Biancaneve fissò le casse di barattoli vuoti. «Dobbiamo riempire tutti questi?» chiese, accigliata. «Ma abbiamo appena fatto la casa per Goldie!»

«Così avremo le uova» replicò la madre. «Però non credi che vorrai mangiare anche qualcos’altro, quando verrà la neve?»

La bambina si tolse del succo di pesca dalla guancia. Guardò sua mamma con aria dubbiosa e fece segno di sì con la testa.

«Allora devi imparare a cucinare.» La donna le tese un cucchiaio di legno.

Biancaneve lo fissò. «Dovremmo avere qualcuno che cucina per noi

«Oh no» commentò Rosarossa sottovoce, mentre si affaccendava al lavandino con una scodella di ribes rossi.

«D’ora in poi saremo tutte cuoche» disse la madre, tagliando un melone a metà con un colpo secco. «Ci divertiremo.»

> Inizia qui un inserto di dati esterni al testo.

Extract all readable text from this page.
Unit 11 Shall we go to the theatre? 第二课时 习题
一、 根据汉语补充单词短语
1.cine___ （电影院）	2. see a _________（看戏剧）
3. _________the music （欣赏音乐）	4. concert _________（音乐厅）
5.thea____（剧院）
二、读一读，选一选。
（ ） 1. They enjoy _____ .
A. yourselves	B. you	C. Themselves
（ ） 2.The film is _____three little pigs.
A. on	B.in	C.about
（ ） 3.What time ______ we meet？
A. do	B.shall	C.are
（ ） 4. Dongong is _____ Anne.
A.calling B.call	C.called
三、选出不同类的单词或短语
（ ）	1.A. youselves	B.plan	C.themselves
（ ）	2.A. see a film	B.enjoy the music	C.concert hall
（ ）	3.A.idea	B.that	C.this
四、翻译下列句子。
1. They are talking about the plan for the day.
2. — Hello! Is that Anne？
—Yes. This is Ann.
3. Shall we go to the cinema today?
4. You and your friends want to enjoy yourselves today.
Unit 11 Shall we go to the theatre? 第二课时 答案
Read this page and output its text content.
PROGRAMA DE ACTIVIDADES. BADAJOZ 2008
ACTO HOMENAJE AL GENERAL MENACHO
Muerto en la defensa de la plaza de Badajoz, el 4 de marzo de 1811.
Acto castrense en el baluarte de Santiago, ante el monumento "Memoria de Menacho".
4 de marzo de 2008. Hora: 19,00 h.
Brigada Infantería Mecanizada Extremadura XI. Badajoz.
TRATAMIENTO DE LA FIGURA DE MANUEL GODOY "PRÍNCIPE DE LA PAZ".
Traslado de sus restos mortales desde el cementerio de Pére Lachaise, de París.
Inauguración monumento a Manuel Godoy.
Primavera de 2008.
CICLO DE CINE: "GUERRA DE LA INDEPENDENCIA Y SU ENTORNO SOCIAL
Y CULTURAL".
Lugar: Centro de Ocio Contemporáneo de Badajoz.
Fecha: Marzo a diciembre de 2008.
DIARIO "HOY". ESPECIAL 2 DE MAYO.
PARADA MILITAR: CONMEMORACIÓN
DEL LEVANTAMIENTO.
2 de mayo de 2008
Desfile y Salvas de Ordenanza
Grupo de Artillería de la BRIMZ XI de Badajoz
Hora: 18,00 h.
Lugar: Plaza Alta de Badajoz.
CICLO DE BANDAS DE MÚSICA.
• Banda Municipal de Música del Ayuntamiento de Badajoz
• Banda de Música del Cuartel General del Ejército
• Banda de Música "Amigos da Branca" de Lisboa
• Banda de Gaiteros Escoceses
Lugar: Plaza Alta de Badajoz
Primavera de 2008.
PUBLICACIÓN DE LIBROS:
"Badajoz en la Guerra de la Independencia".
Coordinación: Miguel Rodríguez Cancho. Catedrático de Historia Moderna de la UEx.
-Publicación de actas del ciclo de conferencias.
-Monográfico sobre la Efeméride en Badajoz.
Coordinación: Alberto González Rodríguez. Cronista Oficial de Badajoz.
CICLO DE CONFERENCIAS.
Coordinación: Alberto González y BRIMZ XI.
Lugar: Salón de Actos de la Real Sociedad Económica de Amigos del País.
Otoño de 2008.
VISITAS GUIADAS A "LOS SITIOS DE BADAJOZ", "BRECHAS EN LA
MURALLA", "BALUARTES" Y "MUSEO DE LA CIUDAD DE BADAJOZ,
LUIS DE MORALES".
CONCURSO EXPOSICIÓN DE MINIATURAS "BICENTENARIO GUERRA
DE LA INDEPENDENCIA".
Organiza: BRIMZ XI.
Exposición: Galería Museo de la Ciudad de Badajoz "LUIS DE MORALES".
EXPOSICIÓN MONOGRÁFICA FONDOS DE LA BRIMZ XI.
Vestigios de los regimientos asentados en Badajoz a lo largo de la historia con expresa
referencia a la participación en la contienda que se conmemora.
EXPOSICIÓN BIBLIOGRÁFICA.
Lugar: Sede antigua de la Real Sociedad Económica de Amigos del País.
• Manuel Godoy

«Ma io non voglio essere una cuoca!» esclamò Biancaneve, la voce sempre più spaventata. Si slegò il grembiule e lo buttò sul pavimento. Sentiva un frastuono crescente nelle orecchie, il suono sparso dei fiati e quello discordante degli archi che precede una sinfonia.

Sua madre sospirò. «Imparare a prepararti da mangiare non significa che da grande dovrai fare la cuoca.»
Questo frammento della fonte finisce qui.